Это пустое событие произвело громадное впечатление на общественное мнение. Либеральная общественность ликовала: университет за себя постоял. «Позор» царского посещения был теперь смыт. Катков, который к осени 1887 года уже умер, был посрамлен в своей преждевременной радости. Молодежь оказалась такой, какой бывала и раньше. Конечно, в газетах нельзя было писать о беспорядках ни единого слова, но стоустая молва этот пробел пополняла. Студенты чувствовали себя героями. На ближайшей Татьяне[200] в «Стрельне» и в «Яре» нас осыпали хвалами ораторы, которых мы по традиции Татьянина дня выволакивали из кабинетов для произнесения речи. С. А. Муромцев, как всегда величавый и важный, нам говорил, что студенческое поведение дает надежду на то, что у нас создастся то, чего, к несчастью, еще нет, – русское общество. Без намеков, ставя точки на i, нас восхвалял В. А. Гольцев: Татьянин день по традиции был днем бесцензурным, и за то, что там говорилось, ни с кого не взыскивалось. Но эти похвалы раздавались по нашему адресу не только во взвинченной атмосфере Татьянина дня. Я не забуду, как Г. А. Джаншиев мне наедине объяснял, какой камень мы – молодежь – сняли с души всех тех, кто уже переставал верить в Россию.
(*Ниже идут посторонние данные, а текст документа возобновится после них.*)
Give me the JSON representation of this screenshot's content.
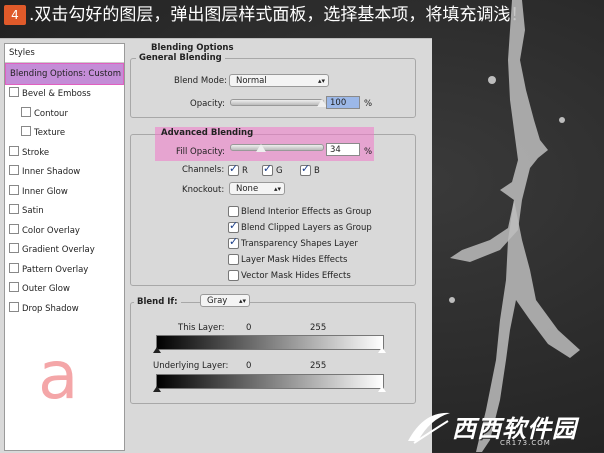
{
  "caption": {
    "badge": "4",
    "text": ".双击勾好的图层，弹出图层样式面板，选择基本项，将填充调浅！"
  },
  "sidebar": {
    "header": "Styles",
    "selected": "Blending Options: Custom",
    "items": [
      "Bevel & Emboss",
      "Contour",
      "Texture",
      "Stroke",
      "Inner Shadow",
      "Inner Glow",
      "Satin",
      "Color Overlay",
      "Gradient Overlay",
      "Pattern Overlay",
      "Outer Glow",
      "Drop Shadow"
    ]
  },
  "annotation_letter": "a",
  "blending": {
    "title": "Blending Options",
    "general": {
      "title": "General Blending",
      "blend_mode_label": "Blend Mode:",
      "blend_mode_value": "Normal",
      "opacity_label": "Opacity:",
      "opacity_value": "100",
      "opacity_unit": "%",
      "opacity_fraction": 1.0
    },
    "advanced": {
      "title": "Advanced Blending",
      "fill_opacity_label": "Fill Opacity:",
      "fill_opacity_value": "34",
      "fill_opacity_unit": "%",
      "fill_opacity_fraction": 0.34,
      "channels_label": "Channels:",
      "channels": [
        {
          "label": "R",
          "checked": true
        },
        {
          "label": "G",
          "checked": true
        },
        {
          "label": "B",
          "checked": true
        }
      ],
      "knockout_label": "Knockout:",
      "knockout_value": "None",
      "options": [
        {
          "label": "Blend Interior Effects as Group",
          "checked": false
        },
        {
          "label": "Blend Clipped Layers as Group",
          "checked": true
        },
        {
          "label": "Transparency Shapes Layer",
          "checked": true
        },
        {
          "label": "Layer Mask Hides Effects",
          "checked": false
        },
        {
          "label": "Vector Mask Hides Effects",
          "checked": false
        }
      ]
    },
    "blend_if": {
      "label": "Blend If:",
      "value": "Gray",
      "this_layer_label": "This Layer:",
      "this_layer_min": "0",
      "this_layer_max": "255",
      "underlying_label": "Underlying Layer:",
      "underlying_min": "0",
      "underlying_max": "255"
    }
  },
  "watermark": {
    "text": "西西软件园",
    "url_text": "CR173.COM"
  },
  "colors": {
    "highlight_pink": "#f078c8",
    "selected_item": "#c48dd7",
    "annotation": "#f4a6a8"
  }
}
А между тем беспорядки 1887 года должны были бы скорее привести к обратному выводу. Наблюдательному человеку они могли показать, что молодежь не та, что была раньше, что даже та среда, которая оказалась способна на риск, откликнулась только на призыв к студенческой солидарности, а никакой «политики» не хотела и не шла дальше чисто университетских вопросов. Вот сценка, на которой я присутствовал сам.

На сходке 26 ноября на Страстном бульваре студенты заполняли бульвар, сидели на скамьях и гуляли, ожидая событий. Вдруг прошел слух, что на бульваре есть «посторонние» люди, которые хотели «вмешать в дело политику». Надо было видеть впечатление, которое это известие произвело на собравшихся. Мы бросились по указанному направлению. На скамье рядом со студентами сидел штатский в серой барашковой шапке. «Это вы хотите вмешать в наше дело политику?» Его поразила в устах студенчества такая постановка вопроса. Он стал объяснять, что надо использовать случай, чтобы высказать некоторые общие пожелания. Дальше слушать мы не хотели. «Если вы собираетесь это сделать, мы тотчас уходим; оставайтесь одни». Студенческая толпа поддерживала нас сочувственными возгласами. Он объявил, что если мы не хотим, то, конечно, он этого делать не станет. Долго говорить не пришлось. Показались казаки и жандармы, и началось избиение.